Le seul recours de la personne est d’interjeter appel contre la décision du Juge de la Liberté et de la Détention qui a autorisé la saisie pratiquée préalablement afin de débattre de sa réalité et de sa validité, devant la Chambre de l’Instruction de la Cour d’Appel territorialement compétente.
Toutefois, la Cour d’Appel n’est pas Juge du fond. Elle se borne à vérifier si avec les moyens dont dispose le Parquet ou le Juge d’Instruction, cette mesure exorbitante de droit commun, prévue par la loi de 2010 pouvait être mise en œuvre.
La Chambre de l’Instruction saisit d’un recours ne peut qu’annuler ou moduler et donc réduire le montant des sommes saisies.
Dans un autre exemple, un salarié, maître de chais, s’est vu poursuivi pour ne pas avoir respecté le cahier des charges des appellations vinifiées par ses soins.

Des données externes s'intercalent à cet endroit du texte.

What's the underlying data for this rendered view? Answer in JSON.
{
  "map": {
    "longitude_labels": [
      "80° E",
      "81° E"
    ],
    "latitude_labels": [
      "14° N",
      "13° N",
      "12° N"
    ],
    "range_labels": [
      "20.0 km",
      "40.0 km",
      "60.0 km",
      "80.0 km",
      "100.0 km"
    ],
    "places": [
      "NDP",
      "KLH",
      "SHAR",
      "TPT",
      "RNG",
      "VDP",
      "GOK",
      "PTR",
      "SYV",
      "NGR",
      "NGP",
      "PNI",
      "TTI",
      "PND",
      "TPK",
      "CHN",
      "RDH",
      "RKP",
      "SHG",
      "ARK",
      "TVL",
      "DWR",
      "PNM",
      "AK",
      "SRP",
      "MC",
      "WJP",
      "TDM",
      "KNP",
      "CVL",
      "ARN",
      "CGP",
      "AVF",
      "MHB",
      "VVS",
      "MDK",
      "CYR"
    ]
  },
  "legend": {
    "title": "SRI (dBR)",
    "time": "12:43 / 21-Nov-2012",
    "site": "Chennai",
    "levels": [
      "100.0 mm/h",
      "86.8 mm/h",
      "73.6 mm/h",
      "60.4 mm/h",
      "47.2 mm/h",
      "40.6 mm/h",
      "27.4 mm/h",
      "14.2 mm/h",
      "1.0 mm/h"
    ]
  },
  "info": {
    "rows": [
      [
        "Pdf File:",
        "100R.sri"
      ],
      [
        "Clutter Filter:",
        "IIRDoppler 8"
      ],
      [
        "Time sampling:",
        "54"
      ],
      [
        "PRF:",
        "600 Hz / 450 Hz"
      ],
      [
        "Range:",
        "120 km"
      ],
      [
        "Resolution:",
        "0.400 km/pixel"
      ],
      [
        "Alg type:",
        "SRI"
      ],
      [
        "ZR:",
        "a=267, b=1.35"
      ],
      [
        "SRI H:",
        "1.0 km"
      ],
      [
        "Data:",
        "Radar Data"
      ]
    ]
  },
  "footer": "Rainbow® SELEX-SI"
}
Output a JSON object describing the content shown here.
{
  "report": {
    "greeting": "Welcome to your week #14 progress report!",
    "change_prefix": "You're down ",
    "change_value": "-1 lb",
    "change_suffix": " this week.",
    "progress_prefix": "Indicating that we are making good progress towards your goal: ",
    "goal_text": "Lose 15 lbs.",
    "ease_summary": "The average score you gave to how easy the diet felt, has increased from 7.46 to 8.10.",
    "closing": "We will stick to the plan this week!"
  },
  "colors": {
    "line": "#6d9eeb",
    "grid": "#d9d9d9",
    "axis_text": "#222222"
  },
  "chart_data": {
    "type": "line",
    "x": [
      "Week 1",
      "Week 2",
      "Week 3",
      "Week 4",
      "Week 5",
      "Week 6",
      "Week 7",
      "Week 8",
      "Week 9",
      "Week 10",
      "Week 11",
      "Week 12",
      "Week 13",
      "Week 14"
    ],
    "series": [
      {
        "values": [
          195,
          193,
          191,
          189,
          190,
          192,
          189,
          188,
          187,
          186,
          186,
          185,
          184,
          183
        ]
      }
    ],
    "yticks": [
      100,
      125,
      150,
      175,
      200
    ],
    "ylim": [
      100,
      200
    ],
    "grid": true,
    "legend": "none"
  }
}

Licencié et donc privé de ressources, ses comptes et les sommes sur lesquelles il comptait pour assurer son quotidien, sont saisis d’autorité par l’AGRASC, sur l’initiative du Parquet.
L’ensemble des sommes qu’il perçoit, notamment les indemnités Assedic, sont saisies.
Il n’a donc plus de subvenir à ses besoins essentiels comme régler son loyer. Paradoxalement, il est toujours présumé innocent puisque la procédure est en cours d’instruction, laquelle prendra plusieurs mois, sinon années.
Si la situation d’une société florissante est moins dramatique que celle d’un particulier, il n’en reste pas moins que des vies peuvent se trouver ainsi broyées, lorsqu’une relaxe ou une condamnation moindre que le quantum saisi intervient.
Inversement, même si les personnes concernées par ces mesures drastiques sont au final condamnées, ils ne leur restent plus rien.
Que dire alors de la possibilité pourtant prônée par notre droit pénal de la faculté qui doit toujours être permise à tout condamné, de s’amender et de se réinsérer.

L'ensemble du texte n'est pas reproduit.